Society at large was consumed with curiosity. Literary critics, numbed by the clichéd portraits of urban life and listless middle-class affairs that filled “literary fiction,” were surprised to find that fiction written in Chinese was capable of narrating grand space epics and painting magnificent portraits of an imagined future. A fresh literary terrain materialized out of nowhere, waiting to be cultivated by page-plowing scholars and critics.
All of a sudden, literary theory became a hot topic again, and the number of dissertations and papers focused on sci-fi exploded. Established scholars gave lectures on the “meaning of sci-fi,” and even avant-garde artists enthusiastically invited sci-fi writers to collaborate with them to explore the revolutionary ideas made possible by science and the infinite potential of humanity. Agents and producers always on the lookout for the next piece of valuable IP buttonholed every sci-fi writer, demanding to know, “Do you have any stories suitable for screen adaptation?”
Within but a few years, sci-fi authors had turned from invisible and forgotten bookworms to superstars in hot demand. They took off their simple, outdated plaid shirts and became sharp dressers—no, really, some of them could even be glimpsed in the pages of fashion magazines. Everyone acted as if each sci-fi author was a walking mine of brilliant ideas.

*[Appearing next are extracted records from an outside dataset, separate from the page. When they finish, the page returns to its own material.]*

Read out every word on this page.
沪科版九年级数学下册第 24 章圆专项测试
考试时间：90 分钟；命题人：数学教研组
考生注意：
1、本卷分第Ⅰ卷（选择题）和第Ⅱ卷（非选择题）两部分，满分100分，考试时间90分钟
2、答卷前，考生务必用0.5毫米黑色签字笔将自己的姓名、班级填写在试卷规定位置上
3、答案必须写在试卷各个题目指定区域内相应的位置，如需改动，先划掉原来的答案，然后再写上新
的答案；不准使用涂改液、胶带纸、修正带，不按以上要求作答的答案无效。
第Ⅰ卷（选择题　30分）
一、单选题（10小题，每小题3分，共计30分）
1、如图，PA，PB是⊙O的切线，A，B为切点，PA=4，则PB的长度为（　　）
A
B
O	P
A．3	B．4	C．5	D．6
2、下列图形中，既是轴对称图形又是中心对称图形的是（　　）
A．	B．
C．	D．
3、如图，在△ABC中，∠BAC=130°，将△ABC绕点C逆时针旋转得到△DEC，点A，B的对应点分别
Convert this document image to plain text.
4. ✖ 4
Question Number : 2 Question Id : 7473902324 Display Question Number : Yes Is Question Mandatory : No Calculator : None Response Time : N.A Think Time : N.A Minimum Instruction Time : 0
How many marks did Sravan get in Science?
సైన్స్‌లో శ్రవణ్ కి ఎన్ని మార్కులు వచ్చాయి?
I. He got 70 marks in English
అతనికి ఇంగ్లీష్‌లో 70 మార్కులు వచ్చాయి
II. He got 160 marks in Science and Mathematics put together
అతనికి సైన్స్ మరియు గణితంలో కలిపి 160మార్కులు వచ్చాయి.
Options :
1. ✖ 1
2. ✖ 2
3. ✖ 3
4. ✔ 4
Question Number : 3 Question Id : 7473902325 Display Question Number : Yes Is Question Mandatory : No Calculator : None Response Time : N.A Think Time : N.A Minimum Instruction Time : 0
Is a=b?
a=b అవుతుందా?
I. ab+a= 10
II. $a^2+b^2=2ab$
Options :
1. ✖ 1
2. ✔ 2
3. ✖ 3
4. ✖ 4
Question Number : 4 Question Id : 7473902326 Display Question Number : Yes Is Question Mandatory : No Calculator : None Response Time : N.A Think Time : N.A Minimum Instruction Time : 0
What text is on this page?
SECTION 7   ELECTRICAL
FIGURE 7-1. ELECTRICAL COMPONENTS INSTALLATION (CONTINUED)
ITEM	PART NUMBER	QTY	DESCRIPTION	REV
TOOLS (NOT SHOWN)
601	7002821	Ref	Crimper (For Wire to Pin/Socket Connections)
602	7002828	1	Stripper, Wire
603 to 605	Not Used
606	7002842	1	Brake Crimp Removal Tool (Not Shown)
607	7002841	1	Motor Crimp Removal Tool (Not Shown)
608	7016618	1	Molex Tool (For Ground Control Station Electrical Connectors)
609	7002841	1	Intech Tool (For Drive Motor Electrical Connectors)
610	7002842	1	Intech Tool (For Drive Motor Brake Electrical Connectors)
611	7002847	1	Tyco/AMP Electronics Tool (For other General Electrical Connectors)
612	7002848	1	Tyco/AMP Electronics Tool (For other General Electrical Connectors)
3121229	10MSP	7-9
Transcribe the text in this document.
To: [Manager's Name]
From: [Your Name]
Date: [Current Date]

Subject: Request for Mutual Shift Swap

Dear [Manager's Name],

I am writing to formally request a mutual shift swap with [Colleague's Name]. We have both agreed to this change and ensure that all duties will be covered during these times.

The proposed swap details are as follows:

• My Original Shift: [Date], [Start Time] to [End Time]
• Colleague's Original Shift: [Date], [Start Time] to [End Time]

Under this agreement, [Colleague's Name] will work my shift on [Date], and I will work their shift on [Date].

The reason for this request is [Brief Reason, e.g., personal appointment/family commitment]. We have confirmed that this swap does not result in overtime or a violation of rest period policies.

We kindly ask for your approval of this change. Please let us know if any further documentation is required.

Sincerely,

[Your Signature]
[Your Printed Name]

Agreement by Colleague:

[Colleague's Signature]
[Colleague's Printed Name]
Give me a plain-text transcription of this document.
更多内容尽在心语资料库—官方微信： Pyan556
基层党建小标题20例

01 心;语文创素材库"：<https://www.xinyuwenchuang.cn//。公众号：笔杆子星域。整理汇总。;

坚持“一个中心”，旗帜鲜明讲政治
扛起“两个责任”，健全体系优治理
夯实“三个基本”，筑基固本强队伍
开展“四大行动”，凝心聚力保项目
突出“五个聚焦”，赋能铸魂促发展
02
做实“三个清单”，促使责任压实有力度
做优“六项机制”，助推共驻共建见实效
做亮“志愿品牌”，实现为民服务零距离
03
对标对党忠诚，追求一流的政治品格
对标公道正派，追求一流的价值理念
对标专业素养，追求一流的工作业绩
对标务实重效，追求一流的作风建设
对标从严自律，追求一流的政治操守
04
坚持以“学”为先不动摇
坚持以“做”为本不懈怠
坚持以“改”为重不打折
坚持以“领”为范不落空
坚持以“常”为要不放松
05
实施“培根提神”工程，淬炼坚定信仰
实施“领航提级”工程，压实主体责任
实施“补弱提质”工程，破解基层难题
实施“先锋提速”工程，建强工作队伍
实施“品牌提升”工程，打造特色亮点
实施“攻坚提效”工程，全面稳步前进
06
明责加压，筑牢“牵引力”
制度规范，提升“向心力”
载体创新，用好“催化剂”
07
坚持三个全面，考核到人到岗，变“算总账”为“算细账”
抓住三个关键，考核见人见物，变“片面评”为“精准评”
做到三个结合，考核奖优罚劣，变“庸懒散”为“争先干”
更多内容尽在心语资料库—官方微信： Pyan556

The symbols and memes of sci-fi also injected themselves into the popular imagination. Internet CEOs interpreted the “dark forest” of the “Three-Body” series as a metaphor for the ruthless competition in their domain, while a government spokesperson employed the “dark forest” to describe the worst-case scenario for the crisis on the Korean Peninsula. Sci-fi had never touched so many in China. The vice president of China affirmed that sci-fi was a “positive force” for the development and progress of the country, and even declared himself a fan. Everyone agreed that this was the most encouraging, most supportive environment sci-fi had ever experienced in China.